A common question surfaces occasionally: what public figures or celebrities hold an MPA degree? The honest answer is that very few do. The MPA attracts people drawn to governance, service delivery, and systemic change, not typically a pipeline associated with entertainment careers. The more interesting observation is the reverse: artists like Beyoncé are being studied in graduate policy classrooms precisely because public engagement, narrative, and cultural fluency are now recognized as legitimate tools of policy work. If you are weighing whether to pursue this path, understanding how to become a public administrator can help ground your decision. You do not need a celebrity to validate the field. You need practitioners who understand that the next generation of public servants must think like both rigorous analysts and effective storytellers.

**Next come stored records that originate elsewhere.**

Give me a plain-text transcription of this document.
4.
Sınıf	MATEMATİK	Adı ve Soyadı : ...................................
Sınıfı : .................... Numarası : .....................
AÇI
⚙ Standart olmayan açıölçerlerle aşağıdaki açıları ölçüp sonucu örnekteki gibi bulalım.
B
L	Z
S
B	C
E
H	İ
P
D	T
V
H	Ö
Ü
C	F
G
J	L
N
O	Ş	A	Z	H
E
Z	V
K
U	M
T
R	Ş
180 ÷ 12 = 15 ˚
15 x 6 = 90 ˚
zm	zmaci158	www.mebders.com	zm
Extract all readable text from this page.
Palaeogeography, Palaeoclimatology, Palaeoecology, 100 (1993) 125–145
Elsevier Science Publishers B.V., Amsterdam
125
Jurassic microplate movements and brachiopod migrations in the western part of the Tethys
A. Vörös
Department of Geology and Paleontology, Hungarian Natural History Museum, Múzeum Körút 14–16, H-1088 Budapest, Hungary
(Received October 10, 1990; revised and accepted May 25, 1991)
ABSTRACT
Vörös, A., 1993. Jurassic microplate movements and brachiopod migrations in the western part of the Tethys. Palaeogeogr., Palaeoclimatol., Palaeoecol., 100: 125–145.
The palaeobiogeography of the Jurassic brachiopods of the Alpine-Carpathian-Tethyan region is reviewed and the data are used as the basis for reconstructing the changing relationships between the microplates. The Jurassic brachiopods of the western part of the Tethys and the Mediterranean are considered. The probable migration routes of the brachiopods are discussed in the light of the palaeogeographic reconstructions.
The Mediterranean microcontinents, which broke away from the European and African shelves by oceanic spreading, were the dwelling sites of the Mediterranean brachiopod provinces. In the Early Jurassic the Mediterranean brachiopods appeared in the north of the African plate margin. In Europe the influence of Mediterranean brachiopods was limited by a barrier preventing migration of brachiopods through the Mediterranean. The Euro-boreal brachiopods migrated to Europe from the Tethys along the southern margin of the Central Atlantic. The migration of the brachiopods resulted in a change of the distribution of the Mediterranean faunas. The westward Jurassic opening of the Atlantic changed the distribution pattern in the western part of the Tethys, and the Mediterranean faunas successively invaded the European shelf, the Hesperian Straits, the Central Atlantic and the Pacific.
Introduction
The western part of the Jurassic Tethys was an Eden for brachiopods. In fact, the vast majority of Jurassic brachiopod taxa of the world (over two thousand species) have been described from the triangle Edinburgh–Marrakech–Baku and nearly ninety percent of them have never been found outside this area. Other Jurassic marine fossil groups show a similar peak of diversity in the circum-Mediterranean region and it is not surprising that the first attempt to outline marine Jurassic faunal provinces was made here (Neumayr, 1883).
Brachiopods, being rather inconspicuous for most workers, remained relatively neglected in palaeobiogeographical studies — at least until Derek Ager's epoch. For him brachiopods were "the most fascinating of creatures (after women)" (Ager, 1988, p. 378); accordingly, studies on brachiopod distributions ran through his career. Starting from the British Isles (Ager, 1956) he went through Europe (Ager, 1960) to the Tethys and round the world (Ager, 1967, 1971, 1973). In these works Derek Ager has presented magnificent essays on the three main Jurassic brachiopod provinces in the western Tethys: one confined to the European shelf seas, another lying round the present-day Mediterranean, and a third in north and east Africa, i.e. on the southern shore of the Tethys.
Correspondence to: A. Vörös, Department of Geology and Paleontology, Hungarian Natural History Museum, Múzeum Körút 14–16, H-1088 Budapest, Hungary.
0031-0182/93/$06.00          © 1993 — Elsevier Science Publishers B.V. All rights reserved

Common Questions About Public Policy Advocacy and MPA/MPP Careers

Whether you are considering an MPA or MPP program or already working in public service, these questions address some of the most common themes raised throughout this article, from the role of advocacy and storytelling to the practical challenges of turning policy ideas into real outcomes.

Public policy advocacy is the process of researching, communicating, and mobilizing support to influence government decisions and resource allocation. Advocates work to shape legislation, regulations, and program design by amplifying the needs of affected communities. Effective advocacy combines rigorous analysis with compelling storytelling, translating lived experiences into actionable policy proposals that decision makers can act on.

Pop culture provides a shared language that makes complex policy issues accessible. As Ayushi Roy's Harvard Kennedy School course demonstrates, Beyoncé's 'Cowboy Carter' album offers a framework for examining how marginalized perspectives get overlooked in government programs like Medicaid and SNAP. Cultural narratives can reframe public debate, build empathy, and draw attention to systemic gaps that traditional policy briefs may struggle to communicate.

The gap describes the disconnect between what a policy is designed to accomplish and what beneficiaries actually experience. Even well-intentioned safety net programs can fail when implementation ignores operational frictions, political feasibility, or the distinct needs of diverse populations. Roy's course highlights this divide, showing students that the hardest work happens after legislation passes, during rollout, enrollment, and day-to-day administration.

Too many graduate programs focus on policy design and analysis without dedicating sufficient attention to how programs are actually delivered. Roy, drawing on over a dozen years of government service, argues that building technology is the easy part. Managing political feasibility, interagency coordination, and frontline execution is where policies succeed or fail. Stronger implementation curricula prepare graduates for the realities of public service careers.

User-centered design places the experiences of beneficiaries at the core of program development. As discussed earlier in this article, aggregated data often fails to capture the commonplace and distinct experiences of the American public. By engaging directly with the people a program serves, policymakers can identify barriers to access, simplify enrollment processes, and build more equitable systems, as Roy's students did with their child reunification simulation for California's child welfare system.

There is no widely verified list of celebrities holding an MPA degree. Public figures occasionally pursue graduate studies in public administration or policy, but confirmed examples are rare and not well documented. If you encounter claims online, verify them through university records or credible news sources. The value of an MPA or MPP is best measured by its impact on public service careers, not celebrity endorsements.

Start by building both analytical and communication skills during your MPA or MPP program. Seek internships or fellowships with agencies, nonprofits, or legislative offices where you can observe implementation challenges firsthand. Develop expertise in a specific policy area, then use storytelling, coalition building, and data to advocate for change. Professionals who bridge advocacy and policy are well positioned to drive meaningful, lasting improvements in public service delivery.